SBC demographics can go in different directions – ethnicity, internal numbers, etc.
We will focus on internal demographics. Sometimes, when we confront our past, it is not a pretty picture. We cannot be afraid of confronting the truth about our past as we take a macro view of the past. Numbers don’t tell the stories, but just objective realities. The magnitude of the numbers makes it hard.
4126 churches submitted a few statistics in 1846.
Sporadic reporting since, especially during the Civil war years.
- 1845, baptisms and total membership.
- 1968 total receipts
- 1991 total attendance.
We have to confront the brutal facts.
4 historical issues. Silent period.
What happened during the Silent Era. 1920 during 1949?
During this time, the SBC had 0 net new churches. It was actually negative. Negative 129 churches.
Data is not too specific. Was it funding? WWI? Depression? But we are often more robust in hard times. We reached people, we just didn’t start new churches.
One tidbit – 1919, “75 million campaign” Home Mission Board was one of the funding groups. Did they churches possibly give over responsibility to start churches to the national entity?
CS Carnes embezzled 600K + of HMB money.
Are we truly an evangelistic denomination?
1845 our mission board was established and we have always been a mission/evangelism board. Even with declining baptism #s, we have had a long run as an evangelistic organization. Still, the declining evangelism #s should give us pause. Per capita baptisms may be the best number to measure baptisms. Ration of members to baptisms. One person per 51 members.

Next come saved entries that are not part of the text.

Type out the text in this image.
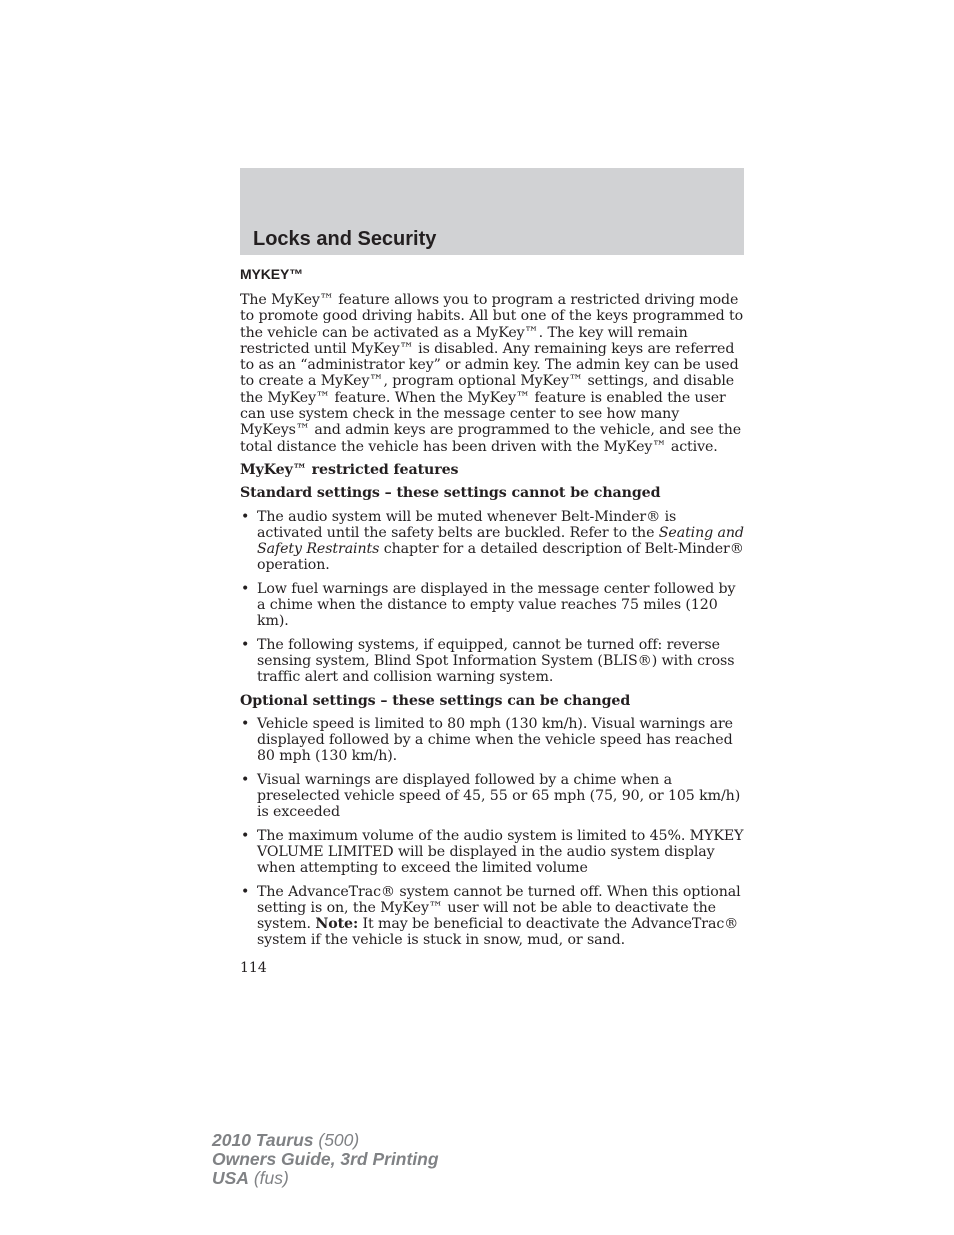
Locks and Security
MYKEY™

The MyKey™ feature allows you to program a restricted driving mode to promote good driving habits. All but one of the keys programmed to the vehicle can be activated as a MyKey™. The key will remain restricted until MyKey™ is disabled. Any remaining keys are referred to as an “administrator key” or admin key. The admin key can be used to create a MyKey™, program optional MyKey™ settings, and disable the MyKey™ feature. When the MyKey™ feature is enabled the user can use system check in the message center to see how many MyKeys™ and admin keys are programmed to the vehicle, and see the total distance the vehicle has been driven with the MyKey™ active.

MyKey™ restricted features

Standard settings – these settings cannot be changed

• The audio system will be muted whenever Belt-Minder® is activated until the safety belts are buckled. Refer to the Seating and Safety Restraints chapter for a detailed description of Belt-Minder® operation.
• Low fuel warnings are displayed in the message center followed by a chime when the distance to empty value reaches 75 miles (120 km).
• The following systems, if equipped, cannot be turned off: reverse sensing system, Blind Spot Information System (BLIS®) with cross traffic alert and collision warning system.

Optional settings – these settings can be changed

• Vehicle speed is limited to 80 mph (130 km/h). Visual warnings are displayed followed by a chime when the vehicle speed has reached 80 mph (130 km/h).
• Visual warnings are displayed followed by a chime when a preselected vehicle speed of 45, 55 or 65 mph (75, 90, or 105 km/h) is exceeded
• The maximum volume of the audio system is limited to 45%. MYKEY VOLUME LIMITED will be displayed in the audio system display when attempting to exceed the limited volume
• The AdvanceTrac® system cannot be turned off. When this optional setting is on, the MyKey™ user will not be able to deactivate the system. Note: It may be beneficial to deactivate the AdvanceTrac® system if the vehicle is stuck in snow, mud, or sand.
114
2010 Taurus (500)
Owners Guide, 3rd Printing
USA (fus)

It took 51 of us a year to reach 1 per for Christ. In our best year, it took 18. Sixty years ago, it took 1/3 as many people to reach someone for Christ.
Educated conjectures.
1. Decline in cultural baptisms.
2. Greater economic affluence – these are inversely related. We stop evangelizing when we are more comfortable.
3. Failure to replace programmatic evangelism. It’s effectiveness waned. But we didn’t replace it with something else.
4. Busyness of churches. We are busy doing good things.
5. Busyness of church members. We passively disobey God’s commands.
6. Unbiblical concepts of church membership. “What have you done for me lately?” mOre concerned with getting our preferences met.
7. Conflict and criticism. These deplete resources.
8. Prayer deficits.
We are not reaching people because we are not trying to reach people.
Have we ever truly been a Sunday School denomination?
1891 Convention – not held at church. Contentious issue of starting a Sunday School Board. Held at an Opera House. Broadus spoke to the issue. The BSSB was voted in overwhelmingly.
Flake, known for his methods, was also big on teachers knowing doctrine, in small group involvement, and in SS outreach.
Since 1972, there has been essentially no growth over 40 years. The numerical data says we have not been a SS denomination for 4 decades.
- We develop a program.
- We declare the program salvific.
- We discard the program as outdated.
- We don’t replace the program with anything else.
We have closed our front doors and opened our back doors.
Has our increasing denominational affleence become a negative influence?
Yes
Where do we go from here?
Real issue is with Christians and local churches.
Four characteristics of Healthy Congregations
1. Strong reliance on God’s Word
2. Intentional about Evangelism.
3. Involvement in Small Groups
4. Vibrant intentionality about Prayer.
We’ve become complacent, comfortable and defensive. We need to create new models that encourage these healthy congregation characteristics.